Benim ayakkabılara karşı tutkum 18 yaşlarımda başladı.Her sınav sonrasında en az iki çift ayakkabı satın alıyordum kendime.İnanılmaz büyük haz duyuyordum ve kendimi en iyi şekilde ödüllendirdiğimi düşünüyordum.Sınavdan sonra kendimi bu şekilde şımartmayı seviyordum.Üniversite arkadaşlarım arasında pek çok kez konu oluyordum. Bazıları, ayakkabılarımın sayısını merak ediyordu, bazıları da şaka ile karışık, üniversiteyi bitirdiğimde sadece bir kamyon ayakkabılarım için ayarlamam gerekeceğini, söylüyorlardı. Her mania öyle başlar, masum eğlence, sonra anlamadan bir bakıyorsunuz, kontrolden çıkmış bir tutkuya dönüşmüş. 18 yaşında dedim ama galiba yanılıyorum. İlk elbisemi hatırlamıyorum, fakat ilk ayakkabılarımı çok net hatırlıyorum. Siyah ve rugan…üstünde minik çiçekleri vardı. Küçüktüler…ve daha büyük numarası yoktu, ayaklarımı çok sıkmışlardı, fakat almakta ısrarlıydım. Annem almıştı…canım annem. Daha sonra öğrenmiştim, annem ayaklarım fazla uzamasın diye hep küçük ayakkabılar giydirmeye tercih ediyormuş, zaten. Çok acı çektirmişlerdi o ayakkabılar…belki o yüzden unutmamışım. Kim bilir…

Pietro Biasca geliyor aklıma, PARA romanını okuyanlar bilirler. Çok çok küçük bir rölü vardı romanın içinde ama ben çok etkilenmiştim ürettiği o paha biçilmez “ayakdivenlerinden”. Ayak, en az el kadar, saygıya lâik olduğunu düşündüğü için Ayakkabılara , ayakdivenler ismini takmış.

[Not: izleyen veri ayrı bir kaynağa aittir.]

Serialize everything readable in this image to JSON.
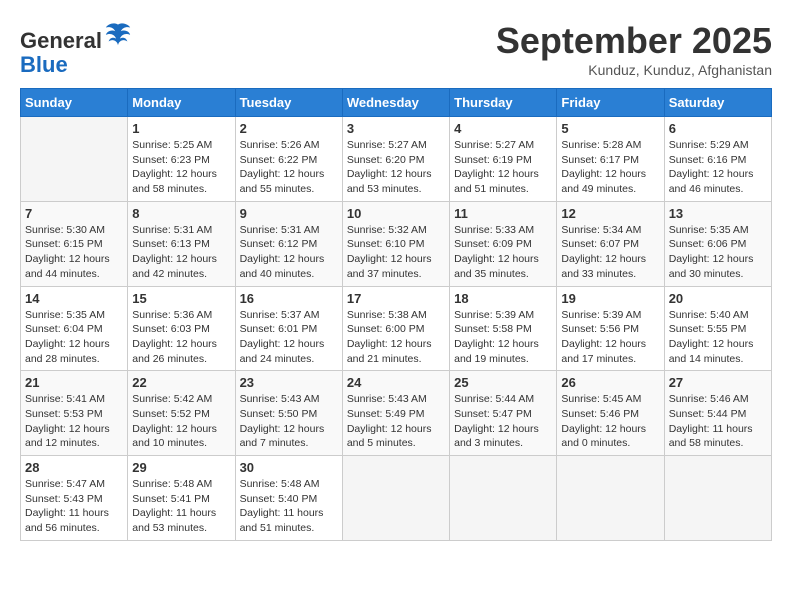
{
  "header": {
    "logo_line1": "General",
    "logo_line2": "Blue",
    "month_title": "September 2025",
    "subtitle": "Kunduz, Kunduz, Afghanistan"
  },
  "days_of_week": [
    "Sunday",
    "Monday",
    "Tuesday",
    "Wednesday",
    "Thursday",
    "Friday",
    "Saturday"
  ],
  "weeks": [
    [
      {
        "day": "",
        "content": ""
      },
      {
        "day": "1",
        "content": "Sunrise: 5:25 AM\nSunset: 6:23 PM\nDaylight: 12 hours\nand 58 minutes."
      },
      {
        "day": "2",
        "content": "Sunrise: 5:26 AM\nSunset: 6:22 PM\nDaylight: 12 hours\nand 55 minutes."
      },
      {
        "day": "3",
        "content": "Sunrise: 5:27 AM\nSunset: 6:20 PM\nDaylight: 12 hours\nand 53 minutes."
      },
      {
        "day": "4",
        "content": "Sunrise: 5:27 AM\nSunset: 6:19 PM\nDaylight: 12 hours\nand 51 minutes."
      },
      {
        "day": "5",
        "content": "Sunrise: 5:28 AM\nSunset: 6:17 PM\nDaylight: 12 hours\nand 49 minutes."
      },
      {
        "day": "6",
        "content": "Sunrise: 5:29 AM\nSunset: 6:16 PM\nDaylight: 12 hours\nand 46 minutes."
      }
    ],
    [
      {
        "day": "7",
        "content": "Sunrise: 5:30 AM\nSunset: 6:15 PM\nDaylight: 12 hours\nand 44 minutes."
      },
      {
        "day": "8",
        "content": "Sunrise: 5:31 AM\nSunset: 6:13 PM\nDaylight: 12 hours\nand 42 minutes."
      },
      {
        "day": "9",
        "content": "Sunrise: 5:31 AM\nSunset: 6:12 PM\nDaylight: 12 hours\nand 40 minutes."
      },
      {
        "day": "10",
        "content": "Sunrise: 5:32 AM\nSunset: 6:10 PM\nDaylight: 12 hours\nand 37 minutes."
      },
      {
        "day": "11",
        "content": "Sunrise: 5:33 AM\nSunset: 6:09 PM\nDaylight: 12 hours\nand 35 minutes."
      },
      {
        "day": "12",
        "content": "Sunrise: 5:34 AM\nSunset: 6:07 PM\nDaylight: 12 hours\nand 33 minutes."
      },
      {
        "day": "13",
        "content": "Sunrise: 5:35 AM\nSunset: 6:06 PM\nDaylight: 12 hours\nand 30 minutes."
      }
    ],
    [
      {
        "day": "14",
        "content": "Sunrise: 5:35 AM\nSunset: 6:04 PM\nDaylight: 12 hours\nand 28 minutes."
      },
      {
        "day": "15",
        "content": "Sunrise: 5:36 AM\nSunset: 6:03 PM\nDaylight: 12 hours\nand 26 minutes."
      },
      {
        "day": "16",
        "content": "Sunrise: 5:37 AM\nSunset: 6:01 PM\nDaylight: 12 hours\nand 24 minutes."
      },
      {
        "day": "17",
        "content": "Sunrise: 5:38 AM\nSunset: 6:00 PM\nDaylight: 12 hours\nand 21 minutes."
      },
      {
        "day": "18",
        "content": "Sunrise: 5:39 AM\nSunset: 5:58 PM\nDaylight: 12 hours\nand 19 minutes."
      },
      {
        "day": "19",
        "content": "Sunrise: 5:39 AM\nSunset: 5:56 PM\nDaylight: 12 hours\nand 17 minutes."
      },
      {
        "day": "20",
        "content": "Sunrise: 5:40 AM\nSunset: 5:55 PM\nDaylight: 12 hours\nand 14 minutes."
      }
    ],
    [
      {
        "day": "21",
        "content": "Sunrise: 5:41 AM\nSunset: 5:53 PM\nDaylight: 12 hours\nand 12 minutes."
      },
      {
        "day": "22",
        "content": "Sunrise: 5:42 AM\nSunset: 5:52 PM\nDaylight: 12 hours\nand 10 minutes."
      },
      {
        "day": "23",
        "content": "Sunrise: 5:43 AM\nSunset: 5:50 PM\nDaylight: 12 hours\nand 7 minutes."
      },
      {
        "day": "24",
        "content": "Sunrise: 5:43 AM\nSunset: 5:49 PM\nDaylight: 12 hours\nand 5 minutes."
      },
      {
        "day": "25",
        "content": "Sunrise: 5:44 AM\nSunset: 5:47 PM\nDaylight: 12 hours\nand 3 minutes."
      },
      {
        "day": "26",
        "content": "Sunrise: 5:45 AM\nSunset: 5:46 PM\nDaylight: 12 hours\nand 0 minutes."
      },
      {
        "day": "27",
        "content": "Sunrise: 5:46 AM\nSunset: 5:44 PM\nDaylight: 11 hours\nand 58 minutes."
      }
    ],
    [
      {
        "day": "28",
        "content": "Sunrise: 5:47 AM\nSunset: 5:43 PM\nDaylight: 11 hours\nand 56 minutes."
      },
      {
        "day": "29",
        "content": "Sunrise: 5:48 AM\nSunset: 5:41 PM\nDaylight: 11 hours\nand 53 minutes."
      },
      {
        "day": "30",
        "content": "Sunrise: 5:48 AM\nSunset: 5:40 PM\nDaylight: 11 hours\nand 51 minutes."
      },
      {
        "day": "",
        "content": ""
      },
      {
        "day": "",
        "content": ""
      },
      {
        "day": "",
        "content": ""
      },
      {
        "day": "",
        "content": ""
      }
    ]
  ]
}
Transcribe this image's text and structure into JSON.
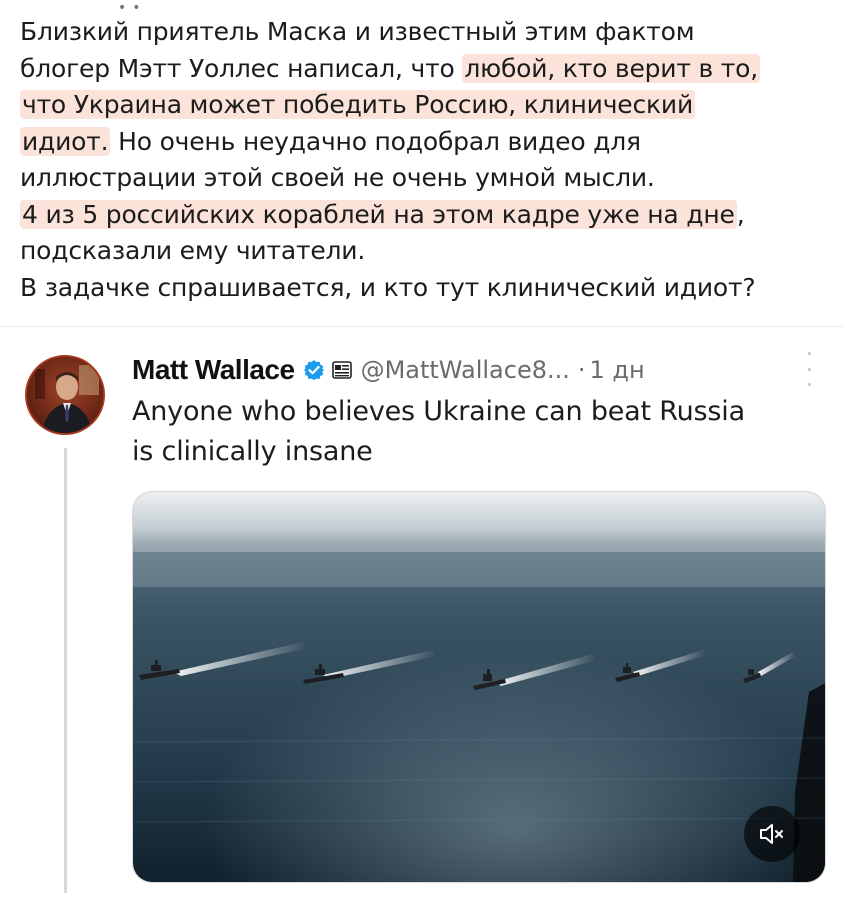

Kadınlar ve ayakkabılar, bu esrarengiz bağı hakkında pek çok şeyler yazılmış, ve sonuçta:” Neden kadınların en büyük tutkularından birisi ayakkabılar?sorusu cevapsız. Galiba erkekler, kadınları yüksek topuklar üstünde görmekten hoşlanıyorlar.

Ben bu satırları yazarken, arkadaşlarım yeni keşfedilen mağazada kim bilir nasıl ayakkabılar seçtiler kendilerine…

 
Toplam blog
: 144
: 1854
Kayıt tarihi
: 13.03.08
 
 

Doğduğum ve büyüdüğüm şehir Kırcali, Bulgaristan. Yıl 1964. Makina Mühendisiyim. Evli ve iki çocu..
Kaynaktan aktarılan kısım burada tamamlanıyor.